Written by Freda Kreier
Human evolution is at work in the Andes Mountains. Quechua, an indigenous people of Peru who have lived at altitudes above 2,500 meters for at least the past 11,000 years, has developed genetic adaptations to survive its harsh environment. A new study reveals that these extreme conditions can change the chemical modifications that control the activity of that DNA. These “epigenetic” changes are the first evidence that growing up in the mountains can change not only genes, but also how the body uses them.
Scientists have long wondered whether environmental stress, such as low oxygen concentrations, can shape genetic activity in people in the hills, says anthropologist Cynthia Beall of Western Western Reserve University, who studies adaptations to high altitudes in Tibet. This “pioneering” research shows that this is not only possible, says Bell, who was not involved in the study, but it is also likely that these are epigenetic changes.
Your environment can cause chemical modifications to your DNA that turn genes on or off, or reduce or increase the activity of certain genes. The strategy allows people to adapt to the environment much faster than pure genetics allows. However, it is not clear what role epigenetics plays in helping people adapt to life at high altitudes.
Thus, in a new study, a team of international researchers from Peru, Germany and the United States studied an epigenetic process called methylation, in which DNA cells add chemical labels called methyl groups. The team studied three groups: Quechua who were born and raised above 3,000 meters, Quechua who were born at high altitudes but moved to sea level as young people, and Quechua whose families moved to sea level before they were born .
The data revealed significant differences in methylation patterns between groups, the team reported last month Biology and evolution of the genome. The genes involved in red blood cell production and endurance muscle building were more methylated in Quechua who were born and spent most of their early lives at high altitudes, whether or not they later moved to lower altitudes. These epigenetic modifications were probably cemented into Quechua DNA because they were exposed to low oxygen conditions before birth and during childhood.
But other methylated regions, including about one gene involved in sugar breakdown, were exclusive to the group born and raised on a high elevation, the team found.
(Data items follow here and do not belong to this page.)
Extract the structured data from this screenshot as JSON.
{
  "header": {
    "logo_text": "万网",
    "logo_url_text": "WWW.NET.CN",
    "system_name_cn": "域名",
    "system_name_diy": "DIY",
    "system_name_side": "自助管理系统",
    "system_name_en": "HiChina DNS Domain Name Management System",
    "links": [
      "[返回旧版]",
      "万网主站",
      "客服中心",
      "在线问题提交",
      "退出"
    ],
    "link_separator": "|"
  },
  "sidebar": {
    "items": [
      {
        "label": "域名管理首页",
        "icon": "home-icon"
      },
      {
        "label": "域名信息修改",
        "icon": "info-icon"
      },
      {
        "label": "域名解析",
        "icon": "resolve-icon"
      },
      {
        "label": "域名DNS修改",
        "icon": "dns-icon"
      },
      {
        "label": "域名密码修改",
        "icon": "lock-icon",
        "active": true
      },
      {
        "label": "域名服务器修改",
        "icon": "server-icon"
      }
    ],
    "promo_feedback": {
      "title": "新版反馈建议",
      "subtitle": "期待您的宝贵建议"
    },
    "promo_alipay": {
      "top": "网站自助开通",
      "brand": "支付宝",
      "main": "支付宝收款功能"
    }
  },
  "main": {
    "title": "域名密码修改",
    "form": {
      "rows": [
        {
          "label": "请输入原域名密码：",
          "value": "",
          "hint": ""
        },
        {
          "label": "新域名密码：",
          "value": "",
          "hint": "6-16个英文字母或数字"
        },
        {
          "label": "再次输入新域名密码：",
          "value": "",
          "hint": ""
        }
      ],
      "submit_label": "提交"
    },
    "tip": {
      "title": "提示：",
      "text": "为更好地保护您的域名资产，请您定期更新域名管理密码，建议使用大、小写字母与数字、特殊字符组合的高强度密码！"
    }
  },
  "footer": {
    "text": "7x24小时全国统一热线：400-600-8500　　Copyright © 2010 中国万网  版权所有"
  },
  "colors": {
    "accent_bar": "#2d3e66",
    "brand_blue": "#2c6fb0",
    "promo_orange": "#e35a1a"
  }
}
This suggests that such changes occur only when Quechua are constantly exposed to high altitudes.
The scientists could not determine if any of the epigenetic modifications they saw altered gene activity. But they found that many of the changes were irreversible, meaning DNA methylation in Quechua that had moved to lower altitudes while adults continued to act as if they were at high altitudes.
“I think it’s exciting that we found anything at all,” says lead author Ainash Childebayeva, a postdoctoral researcher at the Max Planck Institute for the Science of Human History. The findings, she says, provide more evidence for the idea that humans can evolve into challenging conditions much faster than previously thought.
Childebay hopes her work will inspire others to explore these issues with people in the mountains around the world. At least one scientist is considering it. The study, Beall says, “makes me want to talk to the person doing my DNA analysis and see if we should look at methylation.”